Similarly, a sequel to a first series favorite, “Fire Dogs 2,” finds Bakshi backing up his former protégé. Kricfalusi has frequently noted that the circus midget-hating fire chief from the first short was loosely based on his old buddy; here Bakshi voices the character, with repulsively rib-tickling results. Kricfalusi uses the episode to one-up the original X-rated animation pioneer, turning the fire chief into a morbidly obese, chain-smoking moron dimmer than a burned-out light bulb.

As Ren and Stimpy are trapped in his world, the chief seeks their advice on sexual prowess and intestinal regularity, embracing them as pals before beating them to a bloody pulp. At first, this plot seems easy to read: our heroes have gotten themselves into another fine, freaked-out mess.
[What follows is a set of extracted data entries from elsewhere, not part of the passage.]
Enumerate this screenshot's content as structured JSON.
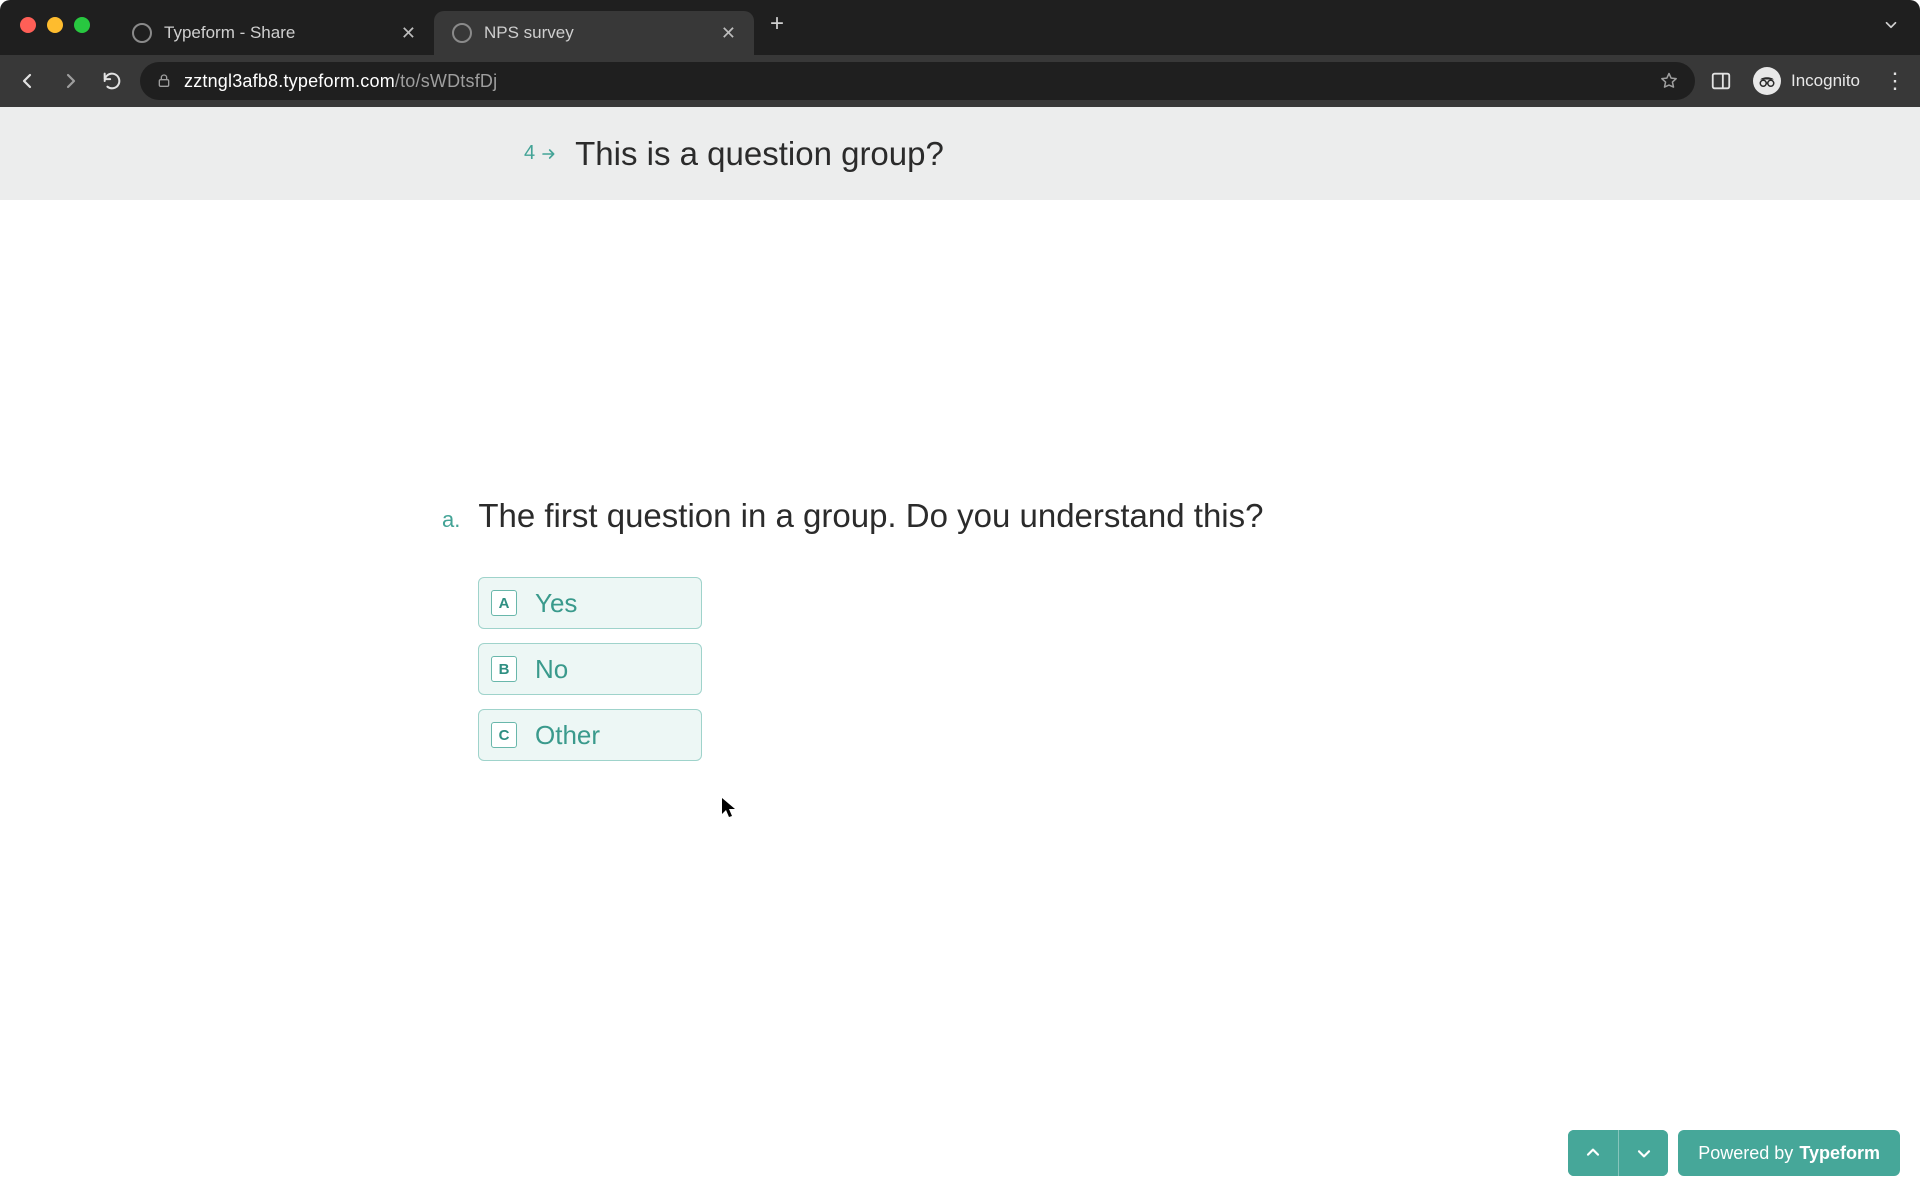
{
  "browser": {
    "tabs": [
      {
        "title": "Typeform - Share",
        "active": false
      },
      {
        "title": "NPS survey",
        "active": true
      }
    ],
    "url_domain": "zztngl3afb8.typeform.com",
    "url_path": "/to/sWDtsfDj",
    "incognito_label": "Incognito"
  },
  "survey": {
    "group_number": "4",
    "group_title": "This is a question group?",
    "question_marker": "a.",
    "question_text": "The first question in a group. Do you understand this?",
    "choices": [
      {
        "key": "A",
        "label": "Yes"
      },
      {
        "key": "B",
        "label": "No"
      },
      {
        "key": "C",
        "label": "Other"
      }
    ]
  },
  "footer": {
    "powered_prefix": "Powered by ",
    "powered_brand": "Typeform"
  },
  "colors": {
    "accent": "#46a799",
    "accent_light": "#edf7f5",
    "choice_border": "#9fd3cb",
    "text": "#2b2b2b"
  }
}
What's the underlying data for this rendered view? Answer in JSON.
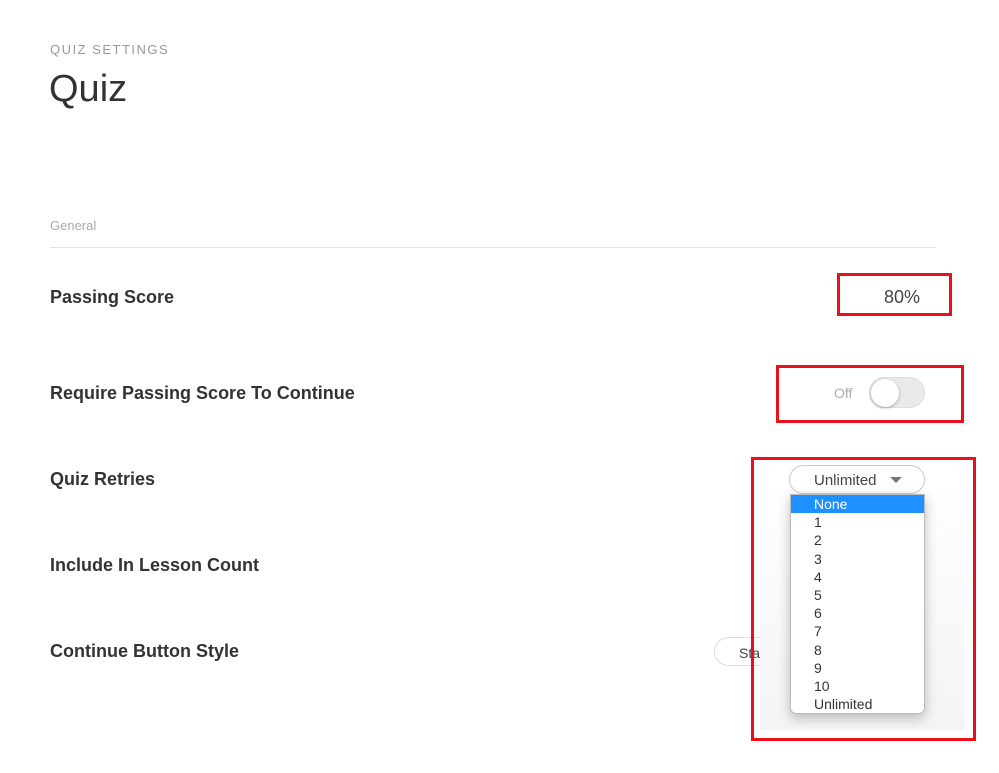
{
  "header": {
    "eyebrow": "QUIZ SETTINGS",
    "title": "Quiz"
  },
  "section": "General",
  "settings": {
    "passing_score": {
      "label": "Passing Score",
      "value": "80%"
    },
    "require_passing": {
      "label": "Require Passing Score To Continue",
      "state": "Off"
    },
    "quiz_retries": {
      "label": "Quiz Retries",
      "value": "Unlimited",
      "options": [
        "None",
        "1",
        "2",
        "3",
        "4",
        "5",
        "6",
        "7",
        "8",
        "9",
        "10",
        "Unlimited"
      ],
      "highlighted": "None"
    },
    "lesson_count": {
      "label": "Include In Lesson Count"
    },
    "continue_style": {
      "label": "Continue Button Style",
      "value": "Standard"
    }
  },
  "colors": {
    "highlight": "#1e90ff",
    "annotation": "#e8111b"
  }
}
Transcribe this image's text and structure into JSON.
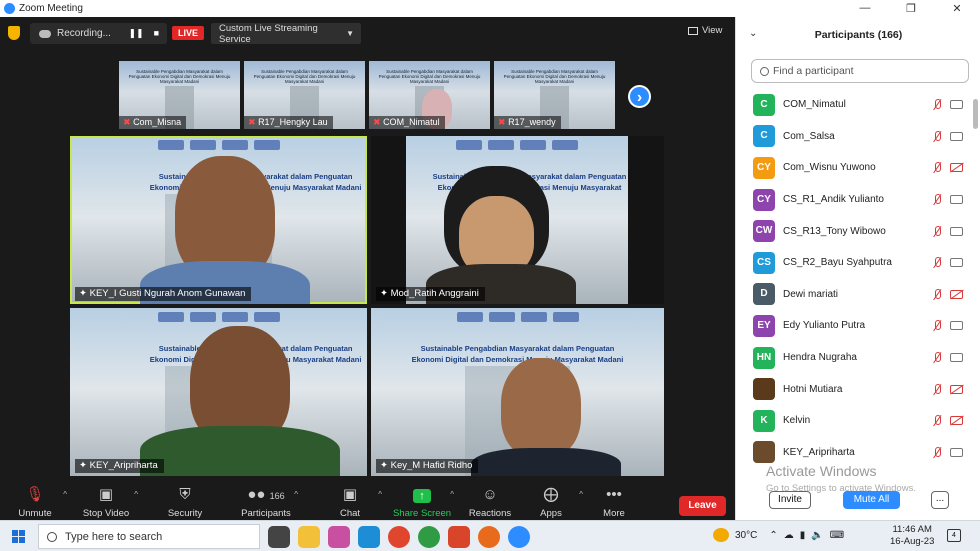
{
  "window": {
    "title": "Zoom Meeting"
  },
  "topbar": {
    "recording": "Recording...",
    "live": "LIVE",
    "stream_label": "Custom Live Streaming Service",
    "view": "View"
  },
  "thumbs": [
    {
      "name": "Com_Misna",
      "slide": "Sustainable Pengabdian Masyarakat dalam Penguatan Ekonomi Digital dan Demokrasi Menuju Masyarakat Madani"
    },
    {
      "name": "R17_Hengky Lau",
      "slide": "Sustainable Pengabdian Masyarakat dalam Penguatan Ekonomi Digital dan Demokrasi Menuju Masyarakat Madani"
    },
    {
      "name": "COM_Nimatul",
      "slide": "Sustainable Pengabdian Masyarakat dalam Penguatan Ekonomi Digital dan Demokrasi Menuju Masyarakat Madani"
    },
    {
      "name": "R17_wendy",
      "slide": "Sustainable Pengabdian Masyarakat dalam Penguatan Ekonomi Digital dan Demokrasi Menuju Masyarakat Madani"
    }
  ],
  "tiles": [
    {
      "name": "KEY_I Gusti Ngurah Anom Gunawan",
      "line1": "Sustainable Pengabdian Masyarakat dalam Penguatan",
      "line2": "Ekonomi Digital dan Demokrasi Menuju Masyarakat Madani"
    },
    {
      "name": "Mod_Ratih Anggraini",
      "line1": "Sustainable Pengabdian Masyarakat dalam Penguatan",
      "line2": "Ekonomi Digital dan Demokrasi Menuju Masyarakat Madani"
    },
    {
      "name": "KEY_Aripriharta",
      "line1": "Sustainable Pengabdian Masyarakat dalam Penguatan",
      "line2": "Ekonomi Digital dan Demokrasi Menuju Masyarakat Madani"
    },
    {
      "name": "Key_M Hafid Ridho",
      "line1": "Sustainable Pengabdian Masyarakat dalam Penguatan",
      "line2": "Ekonomi Digital dan Demokrasi Menuju Masyarakat Madani"
    }
  ],
  "toolbar": {
    "unmute": "Unmute",
    "stop_video": "Stop Video",
    "security": "Security",
    "participants": "Participants",
    "participants_count": "166",
    "chat": "Chat",
    "share": "Share Screen",
    "reactions": "Reactions",
    "apps": "Apps",
    "more": "More",
    "leave": "Leave"
  },
  "panel": {
    "title": "Participants (166)",
    "search_placeholder": "Find a participant",
    "participants": [
      {
        "initials": "C",
        "name": "COM_Nimatul",
        "color": "#23b35a",
        "cam": "on"
      },
      {
        "initials": "C",
        "name": "Com_Salsa",
        "color": "#1f9bd9",
        "cam": "on"
      },
      {
        "initials": "CY",
        "name": "Com_Wisnu Yuwono",
        "color": "#f39c12",
        "cam": "off"
      },
      {
        "initials": "CY",
        "name": "CS_R1_Andik Yulianto",
        "color": "#8e44ad",
        "cam": "on"
      },
      {
        "initials": "CW",
        "name": "CS_R13_Tony Wibowo",
        "color": "#8e44ad",
        "cam": "on"
      },
      {
        "initials": "CS",
        "name": "CS_R2_Bayu Syahputra",
        "color": "#1f9bd9",
        "cam": "on"
      },
      {
        "initials": "D",
        "name": "Dewi mariati",
        "color": "#4a5a66",
        "cam": "off"
      },
      {
        "initials": "EY",
        "name": "Edy Yulianto Putra",
        "color": "#8e44ad",
        "cam": "on"
      },
      {
        "initials": "HN",
        "name": "Hendra Nugraha",
        "color": "#23b35a",
        "cam": "on"
      },
      {
        "initials": "",
        "name": "Hotni Mutiara",
        "color": "#5a3a1a",
        "cam": "off"
      },
      {
        "initials": "K",
        "name": "Kelvin",
        "color": "#23b35a",
        "cam": "off"
      },
      {
        "initials": "",
        "name": "KEY_Aripriharta",
        "color": "#6b4b2b",
        "cam": "on"
      }
    ],
    "watermark": "Activate Windows",
    "watermark_sub": "Go to Settings to activate Windows.",
    "invite": "Invite",
    "mute_all": "Mute All",
    "more": "..."
  },
  "taskbar": {
    "search": "Type here to search",
    "temp": "30°C",
    "time": "11:46 AM",
    "date": "16-Aug-23",
    "notif": "4"
  }
}
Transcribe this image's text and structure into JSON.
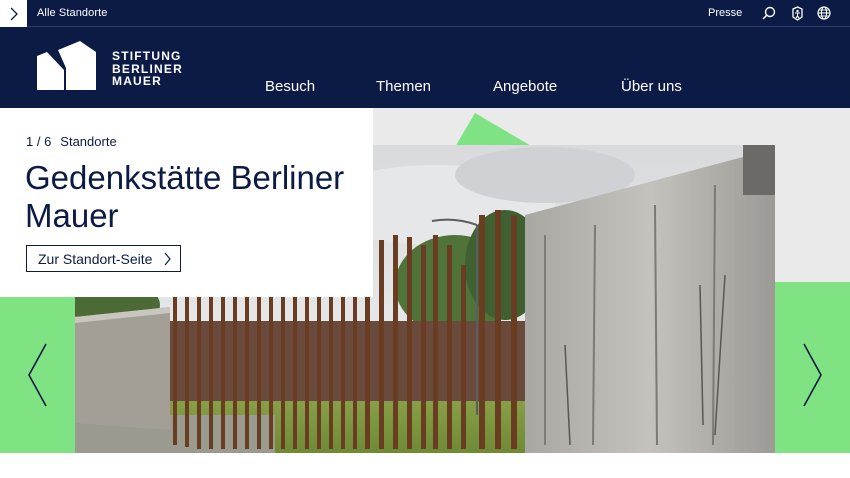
{
  "topbar": {
    "menu_toggle_icon": "chevron-right-icon",
    "locations_link": "Alle Standorte",
    "press_link": "Presse",
    "icons": [
      "search-icon",
      "accessibility-icon",
      "language-globe-icon"
    ]
  },
  "header": {
    "logo_lines": [
      "STIFTUNG",
      "BERLINER",
      "MAUER"
    ],
    "nav": [
      "Besuch",
      "Themen",
      "Angebote",
      "Über uns"
    ]
  },
  "hero": {
    "slide_index": "1 / 6",
    "category": "Standorte",
    "title": "Gedenkstätte Berliner Mauer",
    "cta_label": "Zur Standort-Seite",
    "prev_icon": "chevron-left-icon",
    "next_icon": "chevron-right-icon"
  },
  "colors": {
    "navy": "#0b1b46",
    "accent_green": "#7fe383",
    "background_gray": "#eaeaea"
  }
}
But then the subtext kicks in, as Bakshi goes bat-shit, hiring and firing the pair, crying on their shoulders or treating them like scum.

Kricfalusi maintains that he and Bakshi share a fond friendship. They also share a cruel career trajectory. After Cool World, Bakshi lost a great deal of his luster; currently, he’s looking for financing for a next project. Kricfalusi hopes that sales of the Ren & Stimpy DVDs will lead to a commercial rebirth, giving him the chance to make more episodes and release them on the digital format, untouched and uncensored. It should have never come to this for either artist. Whether they ever step back into the mainstream may not be the point. It’s amazing they ever got in, even for a minute, in the first place.